I'm looking for a bit or advice with the finish on an oak worktop on a painted dresser I am building for a friend. He's going to use this in the kitchen so I was thinking of using Danish oil and lots of it, however reading through the forum there seems to be a lot of recommendations for Osmo Polyx - i've never used this so I don't really know it's benefits or which one to use.

So my question is which should I use?

thanks 

Darren


----------



## woodbloke (4 Sep 2007)

Darren - I've used Osmo very recently and am impressed, it's a flooring product so is as tough as old boots. It comes as matt or sating finish, I used the matt which is *very* matt, so if you want something with a bit more sheen have a go with the satin. You need to put on two *thin* coats 24 hours apart and then buff, cut back the raised grain after the first coat with a bit of worn 320g paper - Rob


----------



## Nick W (4 Sep 2007)

If you're using PolyX in a damp environment then Osmo say that you should first treat the timber with their Wood Protector.


----------



## Tikka (7 Sep 2007)

Hi there 
I use Osmo (fast dying) on a lot of my projects, especially oak. This is the procedure I use and found best for a High sheen finish.

Sand the work piece to 220 grit

Apply a NGR stain (if required)

Use a grain filler and let it dry.

resand to 220 and re apply stain if necessary.

apply the first coat of Osmo wax and wait 12 hours or more - rub it out with 320 or steel wool,

Apply the second coat of Osmo and let it dry for 24 hours. rub it out with 320, 400 600.

Apply a thin coat of paste wax, such as Fiddes Suplreme or Fiddes Mellow and buff it off.

apply a second coat of wax in 30 minutes or so and buff it out. Leave the project for a few weeks and re-buff (no extra wax)

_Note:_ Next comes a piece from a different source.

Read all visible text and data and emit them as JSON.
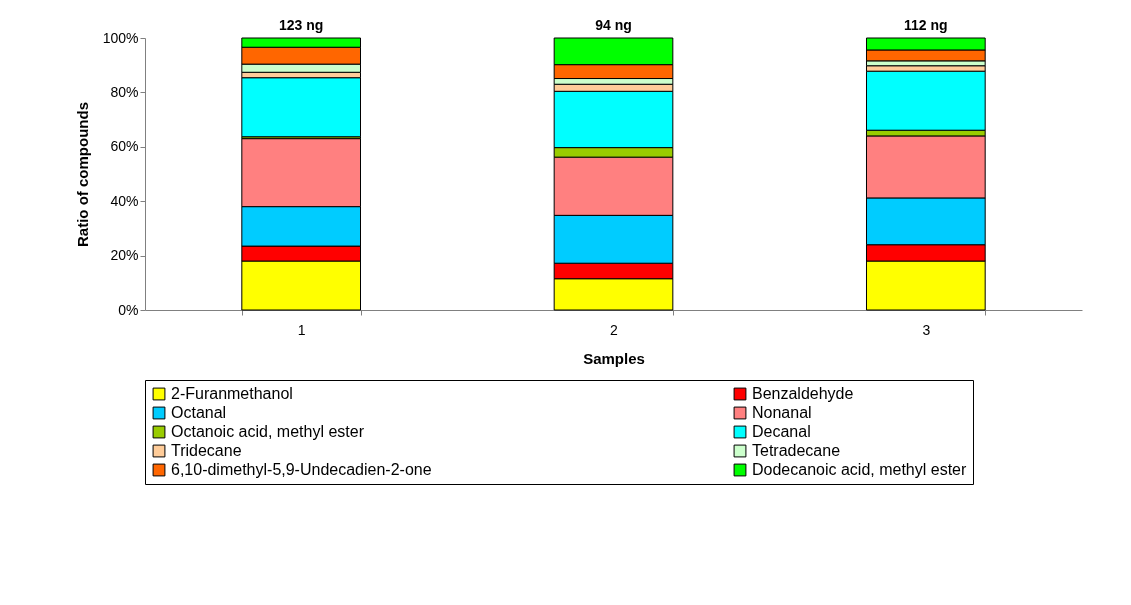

you should end up with a very deep shine which is very durable

It is a lot of hard work, but it is worth it. Good luck and enjoy.


----------



## dchallender (7 Sep 2007)

Thanks guys  

Looks like I'll go with the Osmo then

Excellent advice as always :lol: 

Rgds

Darren


----------



## DaveL (8 Sep 2007)

Hi Tony,

Welcome to the forum.

Your tag line that point to your web site has been caught by our spam trap, here is the link for members to look at now. This will stop happening once you have a few more post to your name. 
Nice looking shop and wonderful things you have made. =D>


----------